Useful PromQL Queries

# Request rate per second
rate(http_requests_total[5m])

# 99th percentile latency
histogram_quantile(0.99, rate(http_request_duration_seconds_bucket[5m]))

# CPU usage by pod
sum(rate(container_cpu_usage_seconds_total{namespace="default"}[5m])) by (pod)

# Memory used by namespace
sum(container_memory_working_set_bytes{namespace="default"}) by (pod)

# Pods in non-Ready state
kube_pod_status_ready{condition="false"}

Alerts with PrometheusRule

apiVersion: monitoring.coreos.com/v1
kind: PrometheusRule
metadata:
  name: myapp-alerts
  namespace: monitoring
  labels:
    release: monitoring
spec:
  groups:
    - name: myapp
      rules:
        - alert: HighErrorRate
          expr: |
            sum(rate(http_requests_total{status=~"5.."}[5m]))
            /
            sum(rate(http_requests_total[5m])) > 0.05
          for: 5m
          labels:
            severity: critical
          annotations:
            summary: "High error rate in {{ $labels.service }}"
            description: "Error rate > 5% for 5 minutes"

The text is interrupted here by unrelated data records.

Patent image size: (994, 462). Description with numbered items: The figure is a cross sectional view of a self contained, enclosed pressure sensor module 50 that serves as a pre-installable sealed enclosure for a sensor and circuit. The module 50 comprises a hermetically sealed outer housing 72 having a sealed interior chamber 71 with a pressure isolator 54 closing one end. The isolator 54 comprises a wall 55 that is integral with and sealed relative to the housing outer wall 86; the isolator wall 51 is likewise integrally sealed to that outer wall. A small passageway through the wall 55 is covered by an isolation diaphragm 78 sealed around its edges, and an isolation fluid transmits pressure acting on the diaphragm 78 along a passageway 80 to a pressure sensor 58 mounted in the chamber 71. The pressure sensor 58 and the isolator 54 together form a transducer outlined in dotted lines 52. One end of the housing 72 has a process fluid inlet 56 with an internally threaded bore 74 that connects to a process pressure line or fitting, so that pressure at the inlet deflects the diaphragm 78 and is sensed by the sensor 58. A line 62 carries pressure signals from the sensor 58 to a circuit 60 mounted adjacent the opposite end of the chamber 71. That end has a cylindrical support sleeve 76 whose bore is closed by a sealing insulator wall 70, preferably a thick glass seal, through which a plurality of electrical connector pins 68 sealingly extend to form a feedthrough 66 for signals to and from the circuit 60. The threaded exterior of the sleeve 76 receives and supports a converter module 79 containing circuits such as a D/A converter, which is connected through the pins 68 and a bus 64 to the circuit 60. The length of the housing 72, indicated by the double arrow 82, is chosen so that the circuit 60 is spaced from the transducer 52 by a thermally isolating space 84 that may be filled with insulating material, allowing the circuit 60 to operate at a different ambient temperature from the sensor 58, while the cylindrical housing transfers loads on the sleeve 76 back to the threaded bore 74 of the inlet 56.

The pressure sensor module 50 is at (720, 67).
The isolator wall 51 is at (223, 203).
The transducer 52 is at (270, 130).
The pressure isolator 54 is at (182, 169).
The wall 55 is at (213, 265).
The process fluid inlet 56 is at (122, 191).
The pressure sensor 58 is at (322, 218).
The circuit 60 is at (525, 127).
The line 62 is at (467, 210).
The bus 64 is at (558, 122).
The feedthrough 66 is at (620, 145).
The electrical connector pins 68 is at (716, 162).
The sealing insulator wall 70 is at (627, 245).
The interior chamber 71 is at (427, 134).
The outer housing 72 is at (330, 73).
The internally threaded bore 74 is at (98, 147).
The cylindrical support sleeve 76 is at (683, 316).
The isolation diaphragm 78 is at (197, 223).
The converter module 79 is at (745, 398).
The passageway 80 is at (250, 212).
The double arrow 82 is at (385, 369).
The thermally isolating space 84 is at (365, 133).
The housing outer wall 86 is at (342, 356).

        - alert: HighLatency
          expr: |
            histogram_quantile(0.95, rate(http_request_duration_seconds_bucket[5m])) > 1
          for: 5m
          labels:
            severity: warning
          annotations:
            summary: "High latency in {{ $labels.service }}"

Grafana Dashboard

Import Predefined Dashboards

# Popular IDs:
# 315 - Kubernetes cluster
# 6417 - Kubernetes pods
# 11074 - Node Exporter
# 4701 - JVM Micrometer

Custom JSON Panel

{
  "title": "Request Rate",
  "type": "timeseries",
  "datasource": "Prometheus",
  "targets": [
    {
      "expr": "sum(rate(http_requests_total[5m])) by (service)",
      "legendFormat": "{{ service }}"
    }
  ],
  "fieldConfig": {
    "defaults": {
      "unit": "reqps"
    }
  }
}

Access Grafana

# Port-forward
kubectl port-forward svc/monitoring-grafana 3000:80 -n monitoring

# Or create Ingress
kubectl apply -f - <<EOF
apiVersion: networking.k8s.io/v1
kind: Ingress
metadata:
  name: grafana
  namespace: monitoring
spec:
  rules:
    - host: grafana.local
      http:
        paths:
          - path: /
            pathType: Prefix
            backend:
              service:
                name: monitoring-grafana
                port:
                  number: 80
EOF

Conclusion

A good monitoring system is essential for operating applications in production. Prometheus and Grafana provide a robust, scalable, and widely adopted solution in the Kubernetes ecosystem.